Indian companies increasingly want to understand their consumers better by crunching vast amounts of behavioural data. But they will soon find it hard to find people who can do it.
The data scientist—the job the Harvard Business Review called the sexiest job of the 21st century—is in demand big time in tech hubs across the country.
In fact, over the next three years, between 40,000 and 50,000 data analyst positions in India will go unfilled, according to Gaurav Vohra, founder of Bangalore-based analyst training centre Jigsaw Academy.
“Analytics is not a niche skill anymore. Analytics is going to become as mainstream as management skills,” says Vohra.
Essentially, data analytics boils down to smart marketing. Companies want to make sense of every purchase online and offline, every credit card swipe, every lingering mouse movement when someone browses the internet or stops to read, every tweet, like and share. It’s a vast amount of data and you need trained people to crunch it and also to draw the right inferences.

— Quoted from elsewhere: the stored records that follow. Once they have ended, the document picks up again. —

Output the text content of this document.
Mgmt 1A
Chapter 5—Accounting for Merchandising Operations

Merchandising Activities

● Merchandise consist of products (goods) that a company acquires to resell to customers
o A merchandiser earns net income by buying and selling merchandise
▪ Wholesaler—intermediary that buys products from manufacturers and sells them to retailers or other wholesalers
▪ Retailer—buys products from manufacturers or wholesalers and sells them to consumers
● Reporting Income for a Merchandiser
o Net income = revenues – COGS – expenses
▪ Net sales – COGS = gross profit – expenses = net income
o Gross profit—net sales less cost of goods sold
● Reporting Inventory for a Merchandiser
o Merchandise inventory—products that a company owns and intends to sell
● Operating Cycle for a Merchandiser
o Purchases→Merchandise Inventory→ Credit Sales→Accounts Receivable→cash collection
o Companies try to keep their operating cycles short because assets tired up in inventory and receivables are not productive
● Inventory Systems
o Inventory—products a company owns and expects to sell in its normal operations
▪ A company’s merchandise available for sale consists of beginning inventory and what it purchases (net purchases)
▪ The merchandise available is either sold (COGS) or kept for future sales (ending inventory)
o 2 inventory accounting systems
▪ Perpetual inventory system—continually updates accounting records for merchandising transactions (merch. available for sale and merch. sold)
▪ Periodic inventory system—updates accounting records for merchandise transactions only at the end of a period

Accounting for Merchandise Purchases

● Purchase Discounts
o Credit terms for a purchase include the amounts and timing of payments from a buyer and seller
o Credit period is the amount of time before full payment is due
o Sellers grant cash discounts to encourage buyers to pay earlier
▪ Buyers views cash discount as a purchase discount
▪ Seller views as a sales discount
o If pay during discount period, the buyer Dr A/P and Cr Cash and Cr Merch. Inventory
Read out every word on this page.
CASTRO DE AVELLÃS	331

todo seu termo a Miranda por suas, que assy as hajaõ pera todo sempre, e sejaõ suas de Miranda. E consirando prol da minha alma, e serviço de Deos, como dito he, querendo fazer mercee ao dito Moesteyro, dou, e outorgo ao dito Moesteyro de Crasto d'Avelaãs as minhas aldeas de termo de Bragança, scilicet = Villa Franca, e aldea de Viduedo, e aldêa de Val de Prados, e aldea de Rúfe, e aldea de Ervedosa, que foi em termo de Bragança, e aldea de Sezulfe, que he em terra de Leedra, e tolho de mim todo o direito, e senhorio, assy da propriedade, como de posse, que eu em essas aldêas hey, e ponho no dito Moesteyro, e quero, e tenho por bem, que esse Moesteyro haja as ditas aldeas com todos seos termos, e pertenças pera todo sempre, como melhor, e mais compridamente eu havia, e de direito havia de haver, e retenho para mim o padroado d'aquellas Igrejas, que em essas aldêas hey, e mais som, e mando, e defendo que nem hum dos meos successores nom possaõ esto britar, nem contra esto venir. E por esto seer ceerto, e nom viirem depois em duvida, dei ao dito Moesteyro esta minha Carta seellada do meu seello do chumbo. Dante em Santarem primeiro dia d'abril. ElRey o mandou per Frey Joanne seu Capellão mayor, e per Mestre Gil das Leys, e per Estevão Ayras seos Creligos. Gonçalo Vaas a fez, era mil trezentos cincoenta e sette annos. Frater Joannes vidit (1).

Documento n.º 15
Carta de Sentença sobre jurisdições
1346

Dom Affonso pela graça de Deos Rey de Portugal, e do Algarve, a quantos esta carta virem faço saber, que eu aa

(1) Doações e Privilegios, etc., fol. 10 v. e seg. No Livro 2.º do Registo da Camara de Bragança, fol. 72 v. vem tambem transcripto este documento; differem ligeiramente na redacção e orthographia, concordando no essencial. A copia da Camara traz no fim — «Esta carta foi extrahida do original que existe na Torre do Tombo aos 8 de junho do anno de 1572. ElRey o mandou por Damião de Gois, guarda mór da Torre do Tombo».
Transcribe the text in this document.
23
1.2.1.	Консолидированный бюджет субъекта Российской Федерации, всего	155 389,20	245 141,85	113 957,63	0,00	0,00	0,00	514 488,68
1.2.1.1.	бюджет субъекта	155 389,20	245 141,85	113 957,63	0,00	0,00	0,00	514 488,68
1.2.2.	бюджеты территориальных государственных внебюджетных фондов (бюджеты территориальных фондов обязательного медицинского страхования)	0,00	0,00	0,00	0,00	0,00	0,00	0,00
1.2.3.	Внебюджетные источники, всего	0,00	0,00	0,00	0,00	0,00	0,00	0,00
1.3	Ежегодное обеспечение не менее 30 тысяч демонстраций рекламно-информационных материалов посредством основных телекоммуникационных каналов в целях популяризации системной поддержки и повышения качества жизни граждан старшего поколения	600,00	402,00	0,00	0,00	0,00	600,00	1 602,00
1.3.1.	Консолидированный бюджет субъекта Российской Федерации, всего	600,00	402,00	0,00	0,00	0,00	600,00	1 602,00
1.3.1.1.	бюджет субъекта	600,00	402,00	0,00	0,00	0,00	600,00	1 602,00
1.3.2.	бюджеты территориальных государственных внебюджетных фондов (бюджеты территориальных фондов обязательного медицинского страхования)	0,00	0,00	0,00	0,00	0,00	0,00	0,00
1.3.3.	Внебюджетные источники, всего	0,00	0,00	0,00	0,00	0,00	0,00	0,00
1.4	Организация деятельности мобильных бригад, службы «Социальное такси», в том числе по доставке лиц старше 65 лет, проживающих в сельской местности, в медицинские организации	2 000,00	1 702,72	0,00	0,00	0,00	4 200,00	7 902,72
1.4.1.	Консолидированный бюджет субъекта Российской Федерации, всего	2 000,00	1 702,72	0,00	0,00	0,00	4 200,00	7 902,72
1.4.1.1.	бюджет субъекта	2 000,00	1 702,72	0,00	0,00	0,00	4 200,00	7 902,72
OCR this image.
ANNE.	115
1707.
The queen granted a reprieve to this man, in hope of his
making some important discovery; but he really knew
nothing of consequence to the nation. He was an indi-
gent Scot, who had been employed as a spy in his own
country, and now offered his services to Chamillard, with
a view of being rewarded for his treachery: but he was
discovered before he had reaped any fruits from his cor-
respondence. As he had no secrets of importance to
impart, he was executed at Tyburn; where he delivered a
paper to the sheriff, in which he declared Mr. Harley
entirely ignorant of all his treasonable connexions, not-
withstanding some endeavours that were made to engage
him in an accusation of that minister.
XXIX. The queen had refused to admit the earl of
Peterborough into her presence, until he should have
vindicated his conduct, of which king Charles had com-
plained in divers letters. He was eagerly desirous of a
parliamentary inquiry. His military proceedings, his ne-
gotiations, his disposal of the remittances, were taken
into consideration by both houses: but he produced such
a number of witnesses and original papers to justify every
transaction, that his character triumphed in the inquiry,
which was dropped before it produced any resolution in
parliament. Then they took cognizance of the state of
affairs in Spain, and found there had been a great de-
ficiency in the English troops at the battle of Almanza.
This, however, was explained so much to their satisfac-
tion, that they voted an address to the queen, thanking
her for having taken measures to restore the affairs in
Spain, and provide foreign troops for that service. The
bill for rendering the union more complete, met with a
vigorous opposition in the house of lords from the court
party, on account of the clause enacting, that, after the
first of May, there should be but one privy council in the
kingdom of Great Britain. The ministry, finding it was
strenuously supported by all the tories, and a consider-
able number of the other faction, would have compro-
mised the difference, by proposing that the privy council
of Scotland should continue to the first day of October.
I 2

So who is looking for these data geeks? Practically everyone from the big IT companies striking deals for outsourced data deciphering to banking, insurance, telecom and auto companies who have their own analytics set-ups to give them an edge over competition. E-commerce companies, which generate a lot of data from their online interactions and transactions, have jumped on the bandwagon as well. A study by Analytics India Magazine says shopping website Flipkart does the most data crunching after banking giant ICICI.
The current data analyst workforce in India is roughly 300,000, says Vohra. He expects the market for analytics to grow at least three times over in the next couple of years to anywhere between $5 billion and $10 billion.
The dearth of talent is not restricted to India. In 2011, McKinsey Global Institute estimated that the United States would see a 50-60% shortfall in “deep analytical talent” from its requirement in 2018. Analysts predict the global big data market will touch $50 billion by 2017.
This is seen the next major segment of opportunity for India’s tech outsourcing companies. The success of big data startups such as Mu Sigma, has made everybody pay close attention.
To meet the demand for data analysts, top management schools such as the Indian Institutes of Management and the Indian School of Business have started offering courses in data analytics. A recent salary report by the Jigsaw Academy finds that an entry-level data scientist’s salary has gone up 27% in the last year to more than Rs6 lakh ($10,000) annually. The salary of an analyst who makes it to the post of manager, usually in five years, increases by 250%.